Ne parliamo da anni, ma ormai il conto alla rovescia pare sia iniziato. Northvolt, startup svedese che ambiva a diventare un punto di riferimento europeo nel settore delle batterie per veicoli elettrici, potrebbe chiudere i battenti entro giugno 2025. La causa è un debito da 10 miliardi di euro, mai rientrato nonostante ingenti fondi pubblici e privati.
L’unico sito ancora attivo, quello di Skelleftea, produce celle destinate ai camion elettrici Scania, ma le attività sono ormai ridotte all’essenziale. Il rischio di un blocco totale è concreto, e la comunicazione interna dello scorso 22 maggio, trasmessa in streaming ai 900 dipendenti, non lascia spazio a dubbi: senza un acquirente, la produzione si fermerà.
Il curatore fallimentare, nominato dal tribunale svedese a marzo, è incaricato di vendere beni e attività. Ma finora, nessuno ha formalizzato offerte concrete.
Il fallimento di Northvolt non colpirebbe solo l’azienda. L’intero ecosistema industriale costruito attorno allo stabilimento – grazie anche a un investimento da 10 milioni di euro da parte del Comune di Skelleftea – rischia di crollare, con conseguenze pesantissime sull’economia locale.
Una trattativa in corso con CATL
Un possibile salvataggio potrebbe arrivare dalla Cina. CATL, il colosso mondiale delle batterie, ha confermato di essere in contatto con i creditori per valutare un intervento. Il presidente Robin Zeng ha dichiarato l’interesse pubblico, precisando però che si tratta di una trattativa complessa, ancora lontana da una conclusione.

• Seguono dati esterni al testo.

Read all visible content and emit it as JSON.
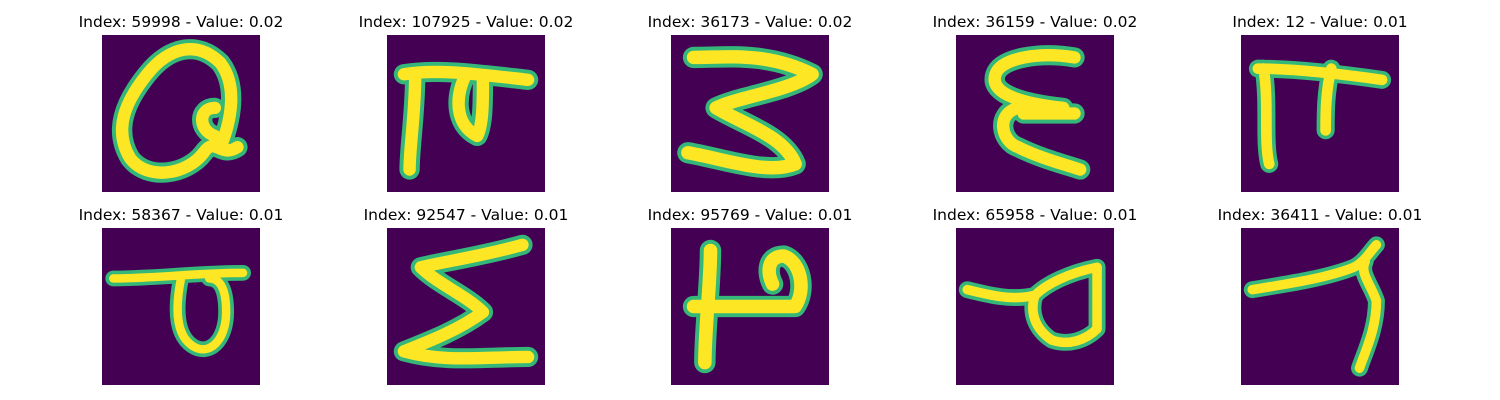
{
  "panels": [
    {
      "index": "59998",
      "value": "0.02",
      "title": "Index: 59998 - Value: 0.02",
      "glyph": "a-loop"
    },
    {
      "index": "107925",
      "value": "0.02",
      "title": "Index: 107925 - Value: 0.02",
      "glyph": "pi-shape"
    },
    {
      "index": "36173",
      "value": "0.02",
      "title": "Index: 36173 - Value: 0.02",
      "glyph": "three-shape"
    },
    {
      "index": "36159",
      "value": "0.02",
      "title": "Index: 36159 - Value: 0.02",
      "glyph": "epsilon-shape"
    },
    {
      "index": "12",
      "value": "0.01",
      "title": "Index: 12 - Value: 0.01",
      "glyph": "pi-shape-narrow"
    },
    {
      "index": "58367",
      "value": "0.01",
      "title": "Index: 58367 - Value: 0.01",
      "glyph": "p-bar-shape"
    },
    {
      "index": "92547",
      "value": "0.01",
      "title": "Index: 92547 - Value: 0.01",
      "glyph": "sigma-shape"
    },
    {
      "index": "95769",
      "value": "0.01",
      "title": "Index: 95769 - Value: 0.01",
      "glyph": "p-stem-shape"
    },
    {
      "index": "65958",
      "value": "0.01",
      "title": "Index: 65958 - Value: 0.01",
      "glyph": "q-loop-shape"
    },
    {
      "index": "36411",
      "value": "0.01",
      "title": "Index: 36411 - Value: 0.01",
      "glyph": "seven-shape"
    }
  ],
  "colors": {
    "background": "#440154",
    "stroke": "#fde725",
    "edge": "#35b779"
  }
}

Una crisi figlia di ritardi e mercato in flessione
La parabola discendente di Northvolt è il risultato di una domanda in calo di veicoli elettrici, che ha rallentato la corsa globale agli accumulatori, e di ritardi produttivi che hanno incrinato la fiducia di clienti e investitori.
L’azienda, che si era proposta come alternativa europea alla supremazia asiatica, rischia ora di naufragare proprio nel momento in cui l’industria della transizione energetica richiede continuità, solidità e visione.